“Mereka yang ingin belajar, tidak bias diusir.”



Judul Buku: Orang-orang Biasa
Penulis: Andrea Hirata
Penerbit: Bentang
Tahun terbit: 2019
Jumlah halaman: 262 Halaman

Sinopsis? Sayangnya buku ini tidak menyertakan synopsis di bagian belakang buku. Hanya biografi singkat dari penulis buku OOB ini, Andrea Hirata. Isinya tidak jauh menjelaskan dari bagaimana suksesnya buku-buku yang ditulis Andrea Hirata serta penghargaan-penghargaan apa saja yang diraih buku-buku tersebut.


Berbeda dengan novel pada umumnya, Orang-orang Biasa memiliki 10  orang (atau bahkan lebih) tokoh utama. Bisa jadi ini hanya perasaan saya saja, namun dalam cerita, ke sepuluh orang tersebut memiliki porsinya masing-masing. Karena sesuai dengan judulnya, buku ini berkisah tentang orang-orang biasa.

Sejak bab pertama, disebutkan 10 sekawan yang nantinya akan menggegerkan jalannya cerita. Handai, Tohirin, Honorun, Sobri, Rusip, Salud, Nihe, Junilah, Dinah, dan yang terakhir Debut. Janganlah membayangkan sepuluh sekawan ini sebagai sahabat sejati yang ada di film-film yang kemudian akan jatuh hati satu sama lain. Sesungguhnya hal tersebut jauh dari kenyataan.

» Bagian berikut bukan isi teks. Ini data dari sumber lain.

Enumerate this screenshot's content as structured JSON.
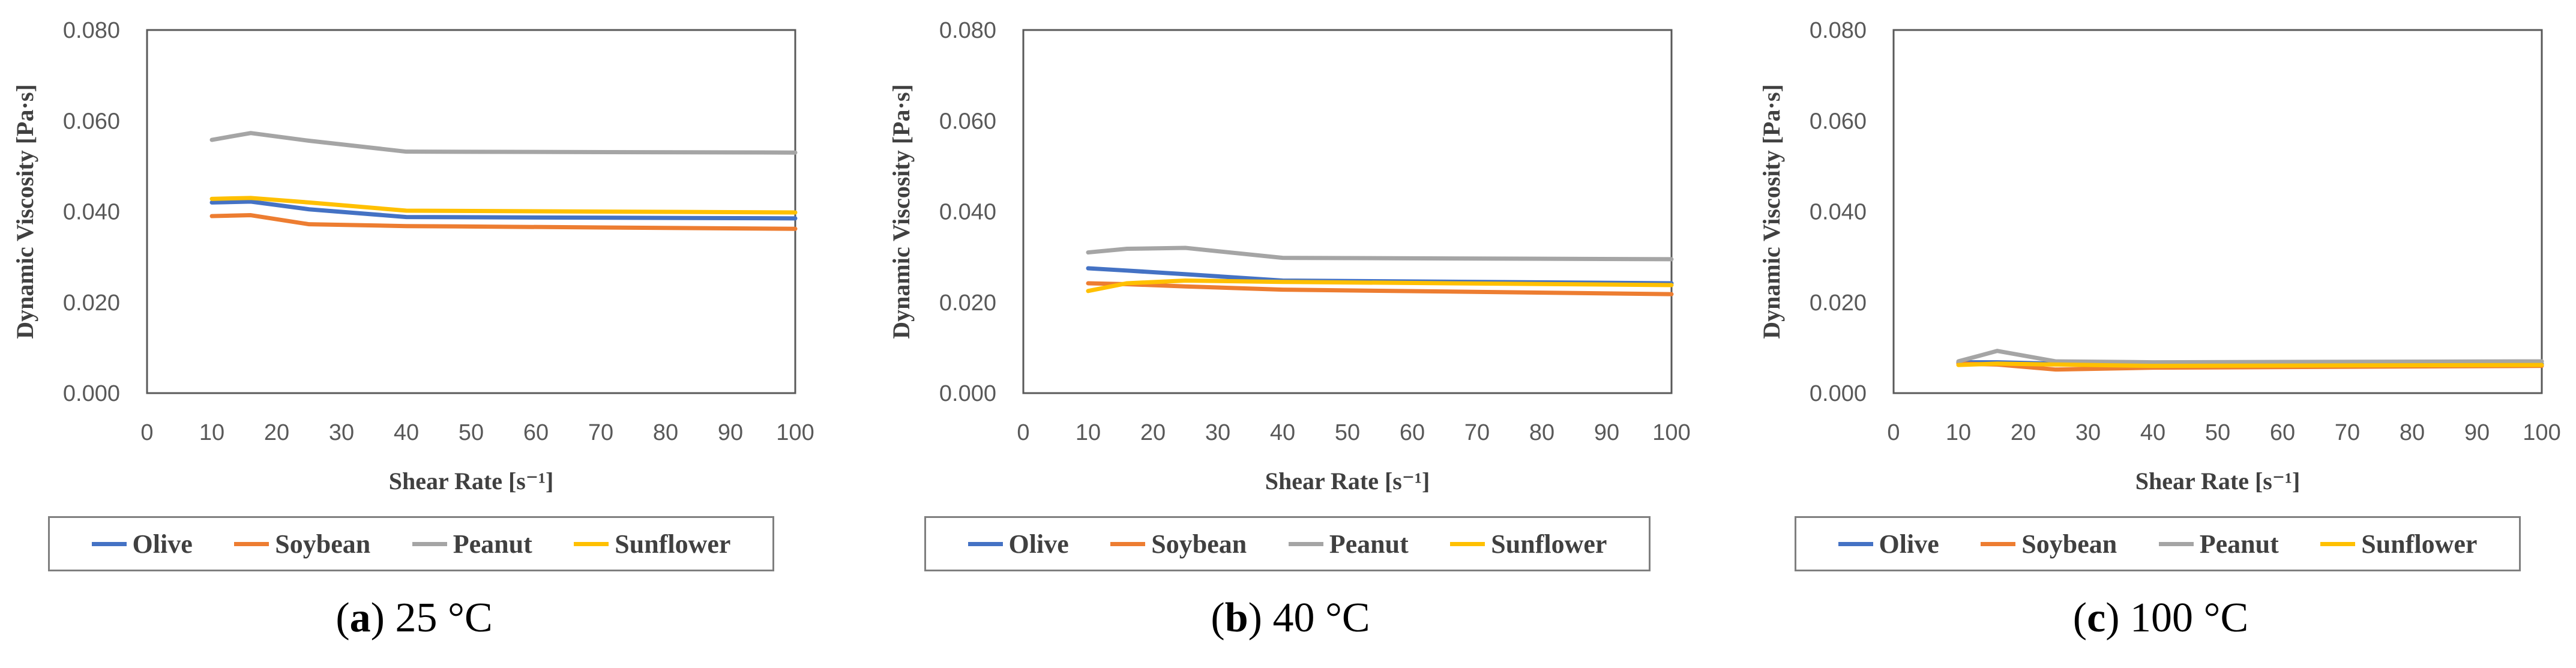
{
  "chart_data": [
    {
      "type": "line",
      "caption_letter": "a",
      "caption_text": " 25 °C",
      "xlabel": "Shear Rate [s⁻¹]",
      "ylabel": "Dynamic Viscosity [Pa·s]",
      "xlim": [
        0,
        100
      ],
      "ylim": [
        0,
        0.08
      ],
      "xticks": [
        0,
        10,
        20,
        30,
        40,
        50,
        60,
        70,
        80,
        90,
        100
      ],
      "yticks": [
        "0.000",
        "0.020",
        "0.040",
        "0.060",
        "0.080"
      ],
      "grid": false,
      "legend_position": "bottom",
      "x": [
        10,
        16,
        25,
        40,
        100
      ],
      "series": [
        {
          "name": "Olive",
          "color": "#4472C4",
          "values": [
            0.042,
            0.0422,
            0.0405,
            0.0388,
            0.0385
          ]
        },
        {
          "name": "Soybean",
          "color": "#ED7D31",
          "values": [
            0.039,
            0.0392,
            0.0372,
            0.0368,
            0.0362
          ]
        },
        {
          "name": "Peanut",
          "color": "#A5A5A5",
          "values": [
            0.0558,
            0.0573,
            0.0556,
            0.0532,
            0.053
          ]
        },
        {
          "name": "Sunflower",
          "color": "#FFC000",
          "values": [
            0.0428,
            0.043,
            0.042,
            0.0402,
            0.0398
          ]
        }
      ]
    },
    {
      "type": "line",
      "caption_letter": "b",
      "caption_text": " 40 °C",
      "xlabel": "Shear Rate [s⁻¹]",
      "ylabel": "Dynamic Viscosity [Pa·s]",
      "xlim": [
        0,
        100
      ],
      "ylim": [
        0,
        0.08
      ],
      "xticks": [
        0,
        10,
        20,
        30,
        40,
        50,
        60,
        70,
        80,
        90,
        100
      ],
      "yticks": [
        "0.000",
        "0.020",
        "0.040",
        "0.060",
        "0.080"
      ],
      "grid": false,
      "legend_position": "bottom",
      "x": [
        10,
        16,
        25,
        40,
        100
      ],
      "series": [
        {
          "name": "Olive",
          "color": "#4472C4",
          "values": [
            0.0275,
            0.027,
            0.0262,
            0.0248,
            0.0242
          ]
        },
        {
          "name": "Soybean",
          "color": "#ED7D31",
          "values": [
            0.0242,
            0.024,
            0.0235,
            0.0228,
            0.0218
          ]
        },
        {
          "name": "Peanut",
          "color": "#A5A5A5",
          "values": [
            0.031,
            0.0318,
            0.032,
            0.0298,
            0.0295
          ]
        },
        {
          "name": "Sunflower",
          "color": "#FFC000",
          "values": [
            0.0225,
            0.0242,
            0.0248,
            0.0245,
            0.0238
          ]
        }
      ]
    },
    {
      "type": "line",
      "caption_letter": "c",
      "caption_text": " 100 °C",
      "xlabel": "Shear Rate [s⁻¹]",
      "ylabel": "Dynamic Viscosity [Pa·s]",
      "xlim": [
        0,
        100
      ],
      "ylim": [
        0,
        0.08
      ],
      "xticks": [
        0,
        10,
        20,
        30,
        40,
        50,
        60,
        70,
        80,
        90,
        100
      ],
      "yticks": [
        "0.000",
        "0.020",
        "0.040",
        "0.060",
        "0.080"
      ],
      "grid": false,
      "legend_position": "bottom",
      "x": [
        10,
        16,
        25,
        40,
        100
      ],
      "series": [
        {
          "name": "Olive",
          "color": "#4472C4",
          "values": [
            0.0068,
            0.0068,
            0.0065,
            0.0064,
            0.0064
          ]
        },
        {
          "name": "Soybean",
          "color": "#ED7D31",
          "values": [
            0.0065,
            0.0063,
            0.0052,
            0.0056,
            0.006
          ]
        },
        {
          "name": "Peanut",
          "color": "#A5A5A5",
          "values": [
            0.007,
            0.0093,
            0.007,
            0.0068,
            0.007
          ]
        },
        {
          "name": "Sunflower",
          "color": "#FFC000",
          "values": [
            0.0062,
            0.0065,
            0.0063,
            0.006,
            0.0062
          ]
        }
      ]
    }
  ]
}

Diceritakan sejak mereka duduk di bangku SMP, menjadi penghuni bangku belakang karena kedunguan mereka serta tingkah mereka yang sulit diatur. Apalagi salah satu dari mereka menjadi korban perundungan siswa-siswa yang sekelas dengan mereka. Sayangnya, bukannya bersatu padu melawan perundungan membela keadilan, kesepuluh sekawan ini terlalu pencundang untuk menghadapi orang-orang tersebut. Selain ini, kesepuluh sekawan ini tidak pernah akur, selalu ribut, terlalu susah diatur, tidak ada yang mau mendengar yang lain.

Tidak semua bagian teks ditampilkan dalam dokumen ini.